The show, based on an investigative project involving about 15 reporters from the Associated Press, dealt with several other incidents, in most of which the officers involved were not prosecuted. One particularly grim story was about a 23-year-old veteran named Taylor Ware, whose mother was taking him home to Kansas City when they stopped in Dale, Indiana. Ware was bipolar and was having an episode when local cops in Dale intervened and set a police dog on him – itself a serious escalation in the police response. One expert said that using a dog is considered “one level below deadly force. … Bringing the dog out, in my mind, in a mental health case was not the right action because it's only gonna make it more agitated, more aggravated. It's gonna escalate the event.” Ware reportedly grabbed for the dog, which seems to have set off the officers even more. The officers threatened to tase him and ultimately they took him to a hospital when they noticed he wasn’t breathing. He lapsed into a coma and died three days later.

One of the oddest aspects of Ware’s case was that in order to subdue him, they forcibly injected him with ketamine, an animal tranquilizer also used as a recreational drug under the name “Special-K.” The use of ketamine is itself controversial under circumstances like these (though ironically just after PBS showed this documentary, the local CBS outlet ran a promo for a news story about the use of ketamine as a treatment for mental illness), and the drug is associated with bad reactions, including losing the ability to breathe. Ware died in police custody, and the death certificate listed the cause of his death as “excited delirium,” a diagnosis whose validity has been questioned by several experts as based on old-fashioned notions of mental illness, especially among people of color. (Reports of Black people who supposedly showed “superhuman strength” are a red flag for certain police experts, especially ones who are Black themselves, that the officers involved are consciously or unconsciously expressing racist stereotypes.)

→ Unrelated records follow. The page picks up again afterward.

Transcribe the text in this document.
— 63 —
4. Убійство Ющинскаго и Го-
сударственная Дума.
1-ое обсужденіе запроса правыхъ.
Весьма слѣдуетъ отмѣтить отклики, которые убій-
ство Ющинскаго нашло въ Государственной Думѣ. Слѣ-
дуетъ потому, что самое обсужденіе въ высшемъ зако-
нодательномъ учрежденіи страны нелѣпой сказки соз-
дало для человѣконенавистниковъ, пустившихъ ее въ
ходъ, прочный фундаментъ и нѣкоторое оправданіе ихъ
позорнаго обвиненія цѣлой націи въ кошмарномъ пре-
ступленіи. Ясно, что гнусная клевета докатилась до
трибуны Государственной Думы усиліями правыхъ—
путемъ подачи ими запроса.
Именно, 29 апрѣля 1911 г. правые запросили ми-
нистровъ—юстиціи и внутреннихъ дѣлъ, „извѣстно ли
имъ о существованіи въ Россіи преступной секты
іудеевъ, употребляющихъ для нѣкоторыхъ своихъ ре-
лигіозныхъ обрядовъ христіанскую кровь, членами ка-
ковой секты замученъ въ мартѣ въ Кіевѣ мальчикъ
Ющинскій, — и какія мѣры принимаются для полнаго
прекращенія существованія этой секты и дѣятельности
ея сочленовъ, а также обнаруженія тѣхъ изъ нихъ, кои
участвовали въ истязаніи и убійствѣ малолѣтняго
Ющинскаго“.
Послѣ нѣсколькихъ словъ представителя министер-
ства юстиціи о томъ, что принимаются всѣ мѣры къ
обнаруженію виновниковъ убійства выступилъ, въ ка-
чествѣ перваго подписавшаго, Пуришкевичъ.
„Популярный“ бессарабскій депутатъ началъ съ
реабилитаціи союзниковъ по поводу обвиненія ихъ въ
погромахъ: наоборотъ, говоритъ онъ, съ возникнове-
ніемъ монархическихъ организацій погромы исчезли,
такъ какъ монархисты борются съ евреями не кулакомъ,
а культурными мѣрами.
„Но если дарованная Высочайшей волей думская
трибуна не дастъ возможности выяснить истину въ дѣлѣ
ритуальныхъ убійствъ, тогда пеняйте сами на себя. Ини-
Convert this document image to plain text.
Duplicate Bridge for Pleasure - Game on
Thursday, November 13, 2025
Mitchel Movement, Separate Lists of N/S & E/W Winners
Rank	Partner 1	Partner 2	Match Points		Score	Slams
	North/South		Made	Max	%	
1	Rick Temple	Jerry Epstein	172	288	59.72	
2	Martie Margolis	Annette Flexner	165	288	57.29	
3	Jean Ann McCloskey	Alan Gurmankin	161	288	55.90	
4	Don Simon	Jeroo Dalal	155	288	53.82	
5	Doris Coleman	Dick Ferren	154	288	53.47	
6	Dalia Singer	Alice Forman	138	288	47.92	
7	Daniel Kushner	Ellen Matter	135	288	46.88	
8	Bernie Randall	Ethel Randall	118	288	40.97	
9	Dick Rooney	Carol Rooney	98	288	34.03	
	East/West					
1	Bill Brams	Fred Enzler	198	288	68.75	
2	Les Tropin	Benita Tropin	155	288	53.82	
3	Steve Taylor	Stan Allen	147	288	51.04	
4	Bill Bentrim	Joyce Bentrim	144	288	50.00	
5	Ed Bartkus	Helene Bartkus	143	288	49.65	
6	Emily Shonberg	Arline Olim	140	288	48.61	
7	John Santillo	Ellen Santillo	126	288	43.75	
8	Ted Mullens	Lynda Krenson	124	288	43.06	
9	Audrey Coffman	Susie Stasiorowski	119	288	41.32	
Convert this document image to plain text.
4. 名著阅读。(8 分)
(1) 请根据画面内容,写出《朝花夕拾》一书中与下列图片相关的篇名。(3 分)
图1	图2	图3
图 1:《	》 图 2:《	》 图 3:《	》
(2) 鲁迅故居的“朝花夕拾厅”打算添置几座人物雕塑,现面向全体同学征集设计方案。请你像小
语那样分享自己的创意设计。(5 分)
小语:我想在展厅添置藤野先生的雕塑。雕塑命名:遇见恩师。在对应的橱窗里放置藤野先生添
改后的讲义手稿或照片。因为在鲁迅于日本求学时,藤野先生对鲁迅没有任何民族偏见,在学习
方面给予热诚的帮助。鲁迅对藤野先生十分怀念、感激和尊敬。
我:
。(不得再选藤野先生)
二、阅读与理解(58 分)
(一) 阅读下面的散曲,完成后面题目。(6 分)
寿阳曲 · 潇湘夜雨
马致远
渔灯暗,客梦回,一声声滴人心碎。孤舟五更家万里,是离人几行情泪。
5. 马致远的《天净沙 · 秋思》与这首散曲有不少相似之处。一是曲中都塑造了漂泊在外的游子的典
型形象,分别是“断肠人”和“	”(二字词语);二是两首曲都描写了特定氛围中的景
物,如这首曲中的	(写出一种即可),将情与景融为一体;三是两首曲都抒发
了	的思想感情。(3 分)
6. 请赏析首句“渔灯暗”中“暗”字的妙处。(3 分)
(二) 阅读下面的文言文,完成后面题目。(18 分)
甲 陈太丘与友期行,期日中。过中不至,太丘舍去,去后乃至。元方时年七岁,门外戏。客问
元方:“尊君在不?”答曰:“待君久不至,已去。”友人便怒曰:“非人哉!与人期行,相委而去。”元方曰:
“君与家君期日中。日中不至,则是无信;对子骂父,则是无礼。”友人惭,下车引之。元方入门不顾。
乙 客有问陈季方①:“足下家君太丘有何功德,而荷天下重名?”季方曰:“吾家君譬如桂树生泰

Ultimately the officers in Ware’s case were not prosecuted, and the police expert who’d been interviewed earlier said that was probably appropriate. “I would agree that it's probably not a prosecution case,” he said, noting that before he set the police dog on Ware, “the officer shook his hand. The officer tried to establish a rapport, you see that [in the videos taken by the police and the victim’s mother]. Did the officer make some mistakes? In my mind, yes. But did they rise to the level of criminality? No. What I see is definitely a lack of training on when it's appropriate to do certain things.” The main point of the show is that police are utterly unsuited to deal with mental illness, and yet all too often they’re expected to because we’ve so severely cut back on the other potential resources to treat the mentally ill. It also indicated that so-called “less lethal force” can still be lethal, and often deaths in police custody are blamed on the victim’s recreational drug use – though in some cases “recreational” might be a misnomer because the victims were really self-medicating for undiagnosed (or, in some cases, diagnosed or misdiagnosed) mental illnesses. The upshot is that we as a society are generating a lot of mentally ill people, and when they get out of line we’re treating them as criminals and calling out the police. And though my husband Charles (fortunately, given the show’s subject matter) didn’t get home until a few minutes before the show ended, it’s a personal issue for him because his nephew had serious mental illnesses and died from police violence after his grandmother (Charles’s mom) called 911 for help dealing with him.